Vivemos no tempo das idolatrias. Na falta de um rumo que seguir, agarramo-nos a figuras míticas, normalmente distantes e sempre perfeitas aos nossos olhos. No frenesim que é a nossa vida, os que estão mais próximos de nós são muitas vezes postos de lado, como se cada uma dessas pessoas representasse alguma irritação ou frustração que temos dentro de nós. Somos ensinados a admirar o desconhecido, o distante e o irreal. Adoramos promessas impossíveis de alcançar e cada vez mais somos escravos da novidade permanente.
Começo por aqui, porque quando era mais novo, todos os meus amigos deliravam com vários super-heróis. Eu confesso que estranhava, porque nunca nenhum me cativava, não sentia vontade de o venerar e até me sentia de parte neste capítulo. Lá fui crescendo e quando tento pensar onde estava a primeira vez que me lembro do meu avô, a resposta mais perto da verdade parece-me ser o Galeto, um icónico restaurante lisboeta onde religiosamente íamos lanchar. “Um queque e um sumo de laranja” eram as palavras de ordem, enquanto nos sentávamos ao balcão e eu me fascinava com o elevador misterioso de onde chegava tudo. Mesmo nestes momentos onde a minha cabeça navegava para o mundo da fantasia, lá estava ele comigo. Para ser sincero, é a minha grande memória de infância. O meu avô era isto, são memórias, presença assídua, é ir ao Planetário durante 2 horas e, como se não chegasse, lá fomos nós ao Estádio do Restelo ver o Benfica perder 2-0. Sportinguista convicto, eu suspeitava que o meu avô me tinha levado lá para ver o Benfica perder e reconsiderar as minhas escolhas de criança, mas sendo quem é, tenho a certeza que foi para me fazer ainda mais benfiquista. Aliás, foi ele que me fez ficar ainda mais agarrado quando me contava que ia ao Estádio da Luz para ver o Benfica do Eusébio e eu achava aquilo fascinante. Ensinou-me a definição de paciência quando aceitava ir sozinho comigo simular a Liga dos Campeões no areal da Caparica, com a arte de ainda hoje não perceber se eu realmente dava luta.

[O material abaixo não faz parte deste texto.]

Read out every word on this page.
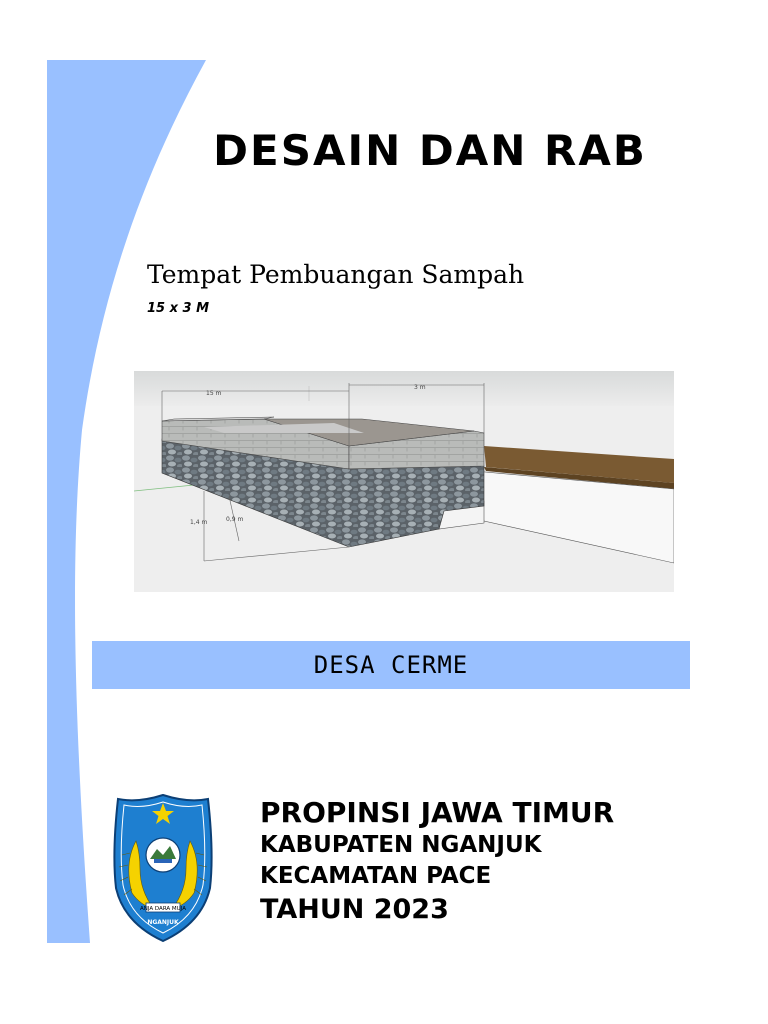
DESAIN DAN RAB
Tempat Pembuangan Sampah
15 x 3 M
15 m
3 m
1,4 m	0,9 m
DESA CERME
ANJA DARA MUJA
NGANJUK
PROPINSI JAWA TIMUR
KABUPATEN NGANJUK
KECAMATAN PACE
TAHUN 2023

Quando nasceu a minha irmã, foi quem me foi buscar à escola e disse que “tínhamos de ir buscar uma encomenda”. Ele, que a conhecia tão bem, tinha razão. Mas foi também na relação que tinha com ela que eu sempre aprendi. Percebi a dimensão de quem estava à minha frente e a forma como tratando-nos igualmente, sabe exatamente as nossas diferenças e como as conjugar. Quando foi a vez dos meus tios decidirem dar-me primos, lembro-me de a minha mãe dizer-me que o avô não pegava em bebés até aos 6 meses, mas rapidamente a regra foi quebrada, porque para os netos vale tudo. O meu avô sempre me puxou para cima, sempre foi subtil e inteligente a mostrar que tinha orgulho em mim. Vou-me sempre lembrar de me pedir vezes sem conta os vídeos onde intervinha nas Assembleias Gerais do Benfica, para mostrar a amigos, conhecidos e, no fundo, espalhar por Cabrela, a vila que tanto adorava. É impossível não relembrar as bolas que fazíamos com meias, panos e fita cola, irregulares, mas perfeitas para o que queríamos. Estragámos o tapete de Arraiolos da avó, mas fomos felizes como nunca e eu sei que, bem lá no fundo, até a minha avó gostou que o tapete se rasgasse e que o pó lá em casa aumentasse exponencialmente. O melhor de tudo isto é que para contar todas as histórias, talvez tenha mesmo de escrever um livro. E daqui para a frente, sempre que falar em público, vou-me lembrar dele, porque é dele que vem a coragem, a determinação, a naturalidade e a boa disposição e, claro, a distração. Aprendi que tudo “acontece aos melhores” e que temos de “reagir pela verdade da vida”. Quando crescer quero, como me dizia o meu tio no outro dia, ser igual ao melhor de sempre. O melhor filho, o melhor marido, o melhor pai e o melhor avô. Voltando ao início, porque é que nos agarramos a estas figuras míticas quando tem uma real tão próxima? Hoje, percebo que o meu super-herói é o meu avô Zé.